Superado tal ponto, passo à análise do mérito recursal.
3. Do mérito.
Segundo consta dos autos, os autores são filhos do Sr. JOSÉ PEREIRA DA SILVA, que faleceu no dia 26.5.2013, em decorrência de acidente de trânsito, por conta de colisão com um animal (vaca) presente pista de rolamento, nas proximidades da localidade Cajazeira, zona rural de Castelo do Piauí, fato que os levaram a ajuizar a Ação Indenizatória por Danos Morais.
Após o trâmite processual, o magistrado singular julgou procedente o pedido para condenar o Estado do Piauí a pagar à parte autora a título de indenização por danos morais, a quantia de R$ 100.000,00 (cem mil reais).
Acerca da matéria, consoante preceitua o art.186 do CC/02, a responsabilidade civil compele obrigação de indenizar a todo aquele que, por ação ou omissão voluntária, negligência ou imprudência, violar direito ou causar prejuízo a outrem, ainda que exclusivamente moral.

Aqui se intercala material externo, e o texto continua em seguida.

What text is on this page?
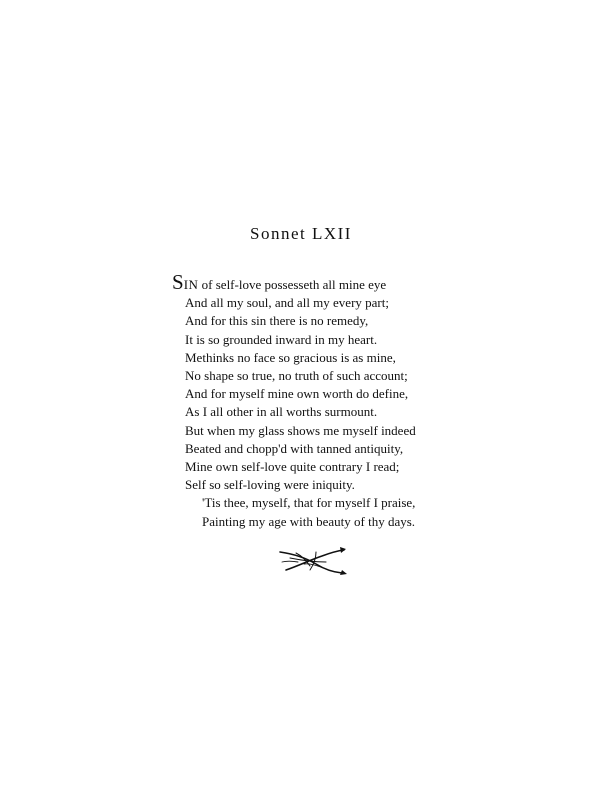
Sonnet LXII
SIN of self-love possesseth all mine eye
And all my soul, and all my every part;
And for this sin there is no remedy,
It is so grounded inward in my heart.
Methinks no face so gracious is as mine,
No shape so true, no truth of such account;
And for myself mine own worth do define,
As I all other in all worths surmount.
But when my glass shows me myself indeed
Beated and chopp'd with tanned antiquity,
Mine own self-love quite contrary I read;
Self so self-loving were iniquity.
'Tis thee, myself, that for myself I praise,
Painting my age with beauty of thy days.
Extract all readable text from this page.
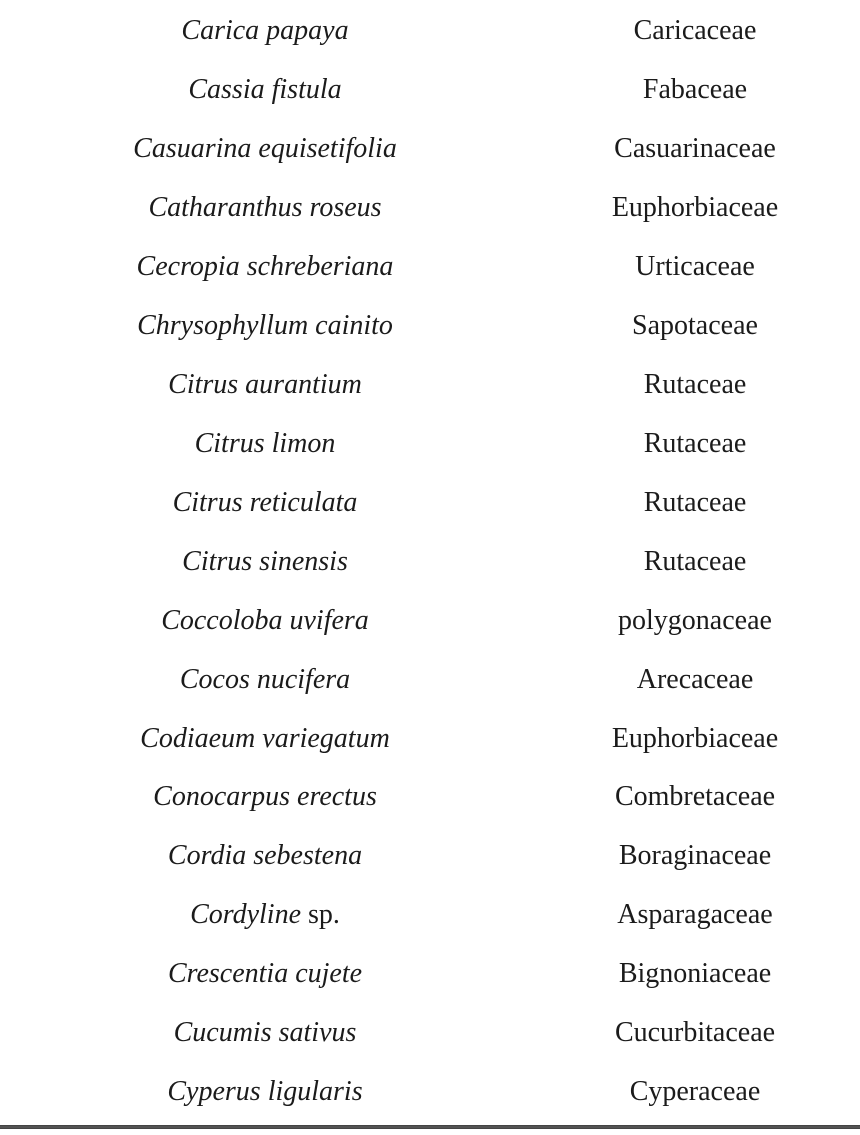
Carica papaya	Caricaceae
Cassia fistula	Fabaceae
Casuarina equisetifolia	Casuarinaceae
Catharanthus roseus	Euphorbiaceae
Cecropia schreberiana	Urticaceae
Chrysophyllum cainito	Sapotaceae
Citrus aurantium	Rutaceae
Citrus limon	Rutaceae
Citrus reticulata	Rutaceae
Citrus sinensis	Rutaceae
Coccoloba uvifera	polygonaceae
Cocos nucifera	Arecaceae
Codiaeum variegatum	Euphorbiaceae
Conocarpus erectus	Combretaceae
Cordia sebestena	Boraginaceae
Cordyline sp.	Asparagaceae
Crescentia cujete	Bignoniaceae
Cucumis sativus	Cucurbitaceae
Cyperus ligularis	Cyperaceae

No tocante à Administração Pública, o art. 37, § 6º, da CF/88 consagrou o princípio do risco administrativo, instituindo a responsabilidade objetiva do Estado e das concessionárias de serviços públicos, em face dos atos praticados por seus agentes.
Nesse contexto, o conceito de culpa, próprio da responsabilidade subjetiva, é substituído pelo nexo de causalidade entre a atuação estatal e o dano causado ao administrado, de modo que, não havendo apreciação dos elementos subjetivos do fato danoso, pouco importa se o agente agiu com dolo ou culpa.
Porém, tratando-se de conduta omissiva da Administração, há que se ressaltar a possibilidade de sua responsabilização subjetiva, por omissão ou pela má-prestação do serviço (faute du Service).
Assim, diante de ato omissivo do Poder Público, a responsabilidade civil é subjetiva, exigindo-se a ocorrência de dolo ou culpa, como também não se dispensa o requisito do nexo de causalidade entre a ação atribuída à Administração e o dano causado a terceiro.
Desse modo, tratando-se de responsabilidade por atos omissivos do Estado, é preciso que haja uma relação de causalidade entre a conduta omissiva da Administração Pública e o dano indenizável suportado pelo terceiro, devendo, também, existir obrigação constitucional ou legal do Estado de evitar o evento danoso, através de uma diligente prestação do serviço público, de forma que só será possível responsabilizá-lo quando o serviço público não tiver sido prestado ou o tenha sido de modo insuficiente, por ter sido inferior ao padrão normal de exigibilidade.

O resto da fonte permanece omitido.